Figma is also bringing Weave tools into Figma Design. Weave is the company’s AI creative platform for image, video, animation and visual effects workflows. The first step of the integration brings more than 20 AI-powered tools into the design canvas, with deeper integration expected later.
Prompt-Built Plugins
Another major part of the update is generative plugins. These allow users to create small custom tools by prompting the Figma agent. Instead of writing a plugin from scratch in a separate development setup, a designer can describe what they need and have Figma build a reusable tool inside the file.
These plugins could help with tasks such as sorting layers, applying spacing rules, updating colors, organizing layouts, replacing text or preparing design files for review. Figma says generative plugins will feel native to the platform and use Figma’s own interface controls.
The company also made clear that classic plugins are not going away. Developers will still be able to build and publish plugins through the traditional route. The new system simply adds another path for teams that need quick workflow tools but do not have time or technical support to build them manually.
At launch, generative plugins live inside the user’s file and are available across that user’s own design files. Figma says it plans to support public publishing to the Community and private publishing inside organizations in the coming months.
Smarter Agent for Teams
Figma’s design agent is also getting new team-focused abilities. The agent can now support custom skills, search the web, use external tool connections through Model Context Protocol and accept file attachments, including images, text files, code files, PDFs and spreadsheets.

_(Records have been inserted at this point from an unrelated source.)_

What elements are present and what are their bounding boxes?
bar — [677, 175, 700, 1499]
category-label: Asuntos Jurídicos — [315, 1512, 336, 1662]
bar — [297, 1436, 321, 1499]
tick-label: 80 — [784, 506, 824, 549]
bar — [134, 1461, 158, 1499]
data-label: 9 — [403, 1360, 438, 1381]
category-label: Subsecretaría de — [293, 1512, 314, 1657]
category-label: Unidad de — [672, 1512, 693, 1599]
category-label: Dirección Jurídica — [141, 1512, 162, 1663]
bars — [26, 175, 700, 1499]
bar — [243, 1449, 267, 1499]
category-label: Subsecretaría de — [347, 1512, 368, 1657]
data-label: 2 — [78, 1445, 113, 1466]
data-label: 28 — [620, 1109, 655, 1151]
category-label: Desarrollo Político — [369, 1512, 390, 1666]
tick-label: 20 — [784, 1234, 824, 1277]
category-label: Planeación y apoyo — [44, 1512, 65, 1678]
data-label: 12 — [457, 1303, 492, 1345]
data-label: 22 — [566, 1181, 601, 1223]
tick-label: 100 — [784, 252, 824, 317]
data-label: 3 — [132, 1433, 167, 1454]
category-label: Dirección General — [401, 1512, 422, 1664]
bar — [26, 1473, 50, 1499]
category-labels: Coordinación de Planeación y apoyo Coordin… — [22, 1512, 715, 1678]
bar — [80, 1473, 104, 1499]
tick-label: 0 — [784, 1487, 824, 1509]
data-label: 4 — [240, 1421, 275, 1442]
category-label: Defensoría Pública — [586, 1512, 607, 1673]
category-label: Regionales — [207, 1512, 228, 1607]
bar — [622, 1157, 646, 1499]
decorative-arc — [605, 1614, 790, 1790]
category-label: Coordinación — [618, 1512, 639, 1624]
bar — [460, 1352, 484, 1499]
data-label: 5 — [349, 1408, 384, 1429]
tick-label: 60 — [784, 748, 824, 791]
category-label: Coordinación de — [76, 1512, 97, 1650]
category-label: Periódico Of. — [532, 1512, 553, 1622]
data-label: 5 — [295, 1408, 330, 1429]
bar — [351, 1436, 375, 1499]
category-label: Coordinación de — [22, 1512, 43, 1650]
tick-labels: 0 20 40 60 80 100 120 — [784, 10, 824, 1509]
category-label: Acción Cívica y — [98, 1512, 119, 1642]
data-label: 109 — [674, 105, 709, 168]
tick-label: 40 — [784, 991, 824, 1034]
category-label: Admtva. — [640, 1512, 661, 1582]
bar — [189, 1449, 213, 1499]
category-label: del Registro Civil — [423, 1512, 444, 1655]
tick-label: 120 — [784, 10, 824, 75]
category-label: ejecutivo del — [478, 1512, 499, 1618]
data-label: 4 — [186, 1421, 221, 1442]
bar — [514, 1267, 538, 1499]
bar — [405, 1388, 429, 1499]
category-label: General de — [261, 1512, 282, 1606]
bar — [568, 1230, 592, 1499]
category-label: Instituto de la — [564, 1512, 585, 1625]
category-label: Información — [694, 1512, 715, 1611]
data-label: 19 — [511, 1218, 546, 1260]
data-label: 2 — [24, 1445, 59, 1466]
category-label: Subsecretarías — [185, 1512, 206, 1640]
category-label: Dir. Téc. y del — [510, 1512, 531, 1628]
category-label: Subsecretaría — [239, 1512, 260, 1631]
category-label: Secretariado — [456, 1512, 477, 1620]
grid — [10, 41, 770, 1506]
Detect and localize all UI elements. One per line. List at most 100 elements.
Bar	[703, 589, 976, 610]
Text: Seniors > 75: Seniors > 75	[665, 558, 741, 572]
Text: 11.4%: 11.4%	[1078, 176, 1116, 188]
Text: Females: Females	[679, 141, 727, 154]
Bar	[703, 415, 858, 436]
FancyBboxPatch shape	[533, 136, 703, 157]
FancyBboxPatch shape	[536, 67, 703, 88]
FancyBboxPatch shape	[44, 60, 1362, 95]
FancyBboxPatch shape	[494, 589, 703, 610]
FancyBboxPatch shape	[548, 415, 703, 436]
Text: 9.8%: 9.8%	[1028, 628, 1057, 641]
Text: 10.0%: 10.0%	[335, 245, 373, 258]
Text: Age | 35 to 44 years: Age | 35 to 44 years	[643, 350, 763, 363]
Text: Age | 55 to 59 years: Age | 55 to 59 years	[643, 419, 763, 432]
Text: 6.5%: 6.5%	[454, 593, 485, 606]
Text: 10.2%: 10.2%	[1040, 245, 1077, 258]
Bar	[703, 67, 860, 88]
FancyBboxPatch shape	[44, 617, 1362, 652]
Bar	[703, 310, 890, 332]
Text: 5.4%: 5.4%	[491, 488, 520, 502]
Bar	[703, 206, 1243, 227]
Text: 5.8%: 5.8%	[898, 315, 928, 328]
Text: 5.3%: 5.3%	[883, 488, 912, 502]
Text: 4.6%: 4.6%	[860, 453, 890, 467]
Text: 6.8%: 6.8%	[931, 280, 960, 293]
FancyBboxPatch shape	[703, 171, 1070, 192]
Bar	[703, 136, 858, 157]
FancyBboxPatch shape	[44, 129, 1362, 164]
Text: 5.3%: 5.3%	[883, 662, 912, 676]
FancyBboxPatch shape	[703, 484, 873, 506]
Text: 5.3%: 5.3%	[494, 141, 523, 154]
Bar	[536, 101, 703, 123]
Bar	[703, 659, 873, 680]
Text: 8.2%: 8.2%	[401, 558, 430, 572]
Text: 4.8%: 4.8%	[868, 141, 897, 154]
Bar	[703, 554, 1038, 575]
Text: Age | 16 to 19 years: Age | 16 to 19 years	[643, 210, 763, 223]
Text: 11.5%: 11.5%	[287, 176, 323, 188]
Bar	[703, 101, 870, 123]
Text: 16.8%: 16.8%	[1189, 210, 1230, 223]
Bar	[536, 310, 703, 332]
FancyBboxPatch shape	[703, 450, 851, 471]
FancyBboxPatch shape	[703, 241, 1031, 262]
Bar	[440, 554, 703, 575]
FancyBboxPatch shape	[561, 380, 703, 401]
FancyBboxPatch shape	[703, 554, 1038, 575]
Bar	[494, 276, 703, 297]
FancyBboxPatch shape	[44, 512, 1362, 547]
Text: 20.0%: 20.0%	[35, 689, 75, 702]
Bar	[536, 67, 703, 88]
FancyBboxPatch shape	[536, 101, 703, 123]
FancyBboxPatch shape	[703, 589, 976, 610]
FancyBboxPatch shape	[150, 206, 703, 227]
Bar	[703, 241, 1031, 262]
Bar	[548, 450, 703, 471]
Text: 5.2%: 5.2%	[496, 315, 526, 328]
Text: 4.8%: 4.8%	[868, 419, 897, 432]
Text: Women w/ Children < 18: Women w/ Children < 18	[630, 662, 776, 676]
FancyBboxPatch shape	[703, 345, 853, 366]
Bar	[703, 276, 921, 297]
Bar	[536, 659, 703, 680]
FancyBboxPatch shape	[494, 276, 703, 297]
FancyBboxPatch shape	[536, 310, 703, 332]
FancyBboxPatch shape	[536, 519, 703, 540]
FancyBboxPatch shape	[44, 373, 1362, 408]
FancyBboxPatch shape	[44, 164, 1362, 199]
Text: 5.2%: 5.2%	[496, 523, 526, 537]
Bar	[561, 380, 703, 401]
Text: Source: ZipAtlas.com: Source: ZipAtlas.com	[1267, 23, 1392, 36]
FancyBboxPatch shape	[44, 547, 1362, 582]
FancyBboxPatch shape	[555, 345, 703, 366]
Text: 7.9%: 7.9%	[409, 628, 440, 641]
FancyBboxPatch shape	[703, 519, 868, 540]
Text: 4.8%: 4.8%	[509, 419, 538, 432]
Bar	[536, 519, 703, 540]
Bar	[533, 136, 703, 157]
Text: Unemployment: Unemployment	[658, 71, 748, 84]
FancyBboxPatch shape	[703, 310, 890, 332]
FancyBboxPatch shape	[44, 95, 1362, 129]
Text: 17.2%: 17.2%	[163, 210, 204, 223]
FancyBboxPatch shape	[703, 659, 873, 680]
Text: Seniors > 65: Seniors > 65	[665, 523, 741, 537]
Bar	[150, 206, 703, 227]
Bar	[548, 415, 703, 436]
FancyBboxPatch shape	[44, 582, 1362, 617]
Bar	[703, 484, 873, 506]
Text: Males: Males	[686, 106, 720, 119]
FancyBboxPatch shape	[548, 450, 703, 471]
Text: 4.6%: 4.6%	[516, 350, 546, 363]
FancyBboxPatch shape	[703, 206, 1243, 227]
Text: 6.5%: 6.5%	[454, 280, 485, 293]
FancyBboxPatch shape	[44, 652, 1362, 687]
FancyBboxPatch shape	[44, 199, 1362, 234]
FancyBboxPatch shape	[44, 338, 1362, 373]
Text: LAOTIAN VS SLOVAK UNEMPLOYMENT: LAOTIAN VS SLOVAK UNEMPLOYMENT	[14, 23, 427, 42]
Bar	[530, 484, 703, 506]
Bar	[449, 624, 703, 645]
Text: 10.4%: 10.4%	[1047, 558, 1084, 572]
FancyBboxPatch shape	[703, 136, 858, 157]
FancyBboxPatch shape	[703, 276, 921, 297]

These changes are meant to give the agent more context. Instead of responding only to a general prompt, it can work with a team’s files, conventions, outside information and repeated workflows. That could help teams use AI for feedback, layout generation, content updates and routine cleanup without losing touch with their own design systems.
Figma is also changing how agent conversations work inside teams. New conversation threads with the agent are visible by default to people in the same organization or team who have the right access to the file. Older threads stay private unless users choose to make them public.
That change shows Figma’s larger view of AI as a collaborative tool, not only a private assistant. The company wants AI work to become part of the shared design process, where teammates can see, reuse and improve the agent’s output.
Design and Development Get Closer
The new update lands at a moment when design tools are under pressure to adapt to AI-assisted software creation. Developers are already using coding assistants to build interfaces faster. Designers are using AI tools to generate assets, layouts and prototypes. Product teams now want fewer handoffs and faster movement from idea to working experience.
Figma is responding by making its canvas more flexible. Code layers bring development closer to design. Motion tools bring animation into the same file. Shaders and Weave tools bring richer visual production onto the canvas. Generative plugins let teams automate their own repeated tasks.
Still, the update does not remove the need for human judgment. AI-generated animations, code-backed prototypes and visual effects still need review for quality, accessibility, brand consistency and performance. The value of Figma’s approach is not that AI replaces the design process. It is that more parts of that process can now happen in one shared place.
As Figma put it in its announcement, “Designers, creatives, builders: You will raise the ceiling.” With code layers, motion tools and a wider set of AI features, the company is betting that the next stage of product design will be less about static mockups and more about building, testing and refining ideas directly on the canvas.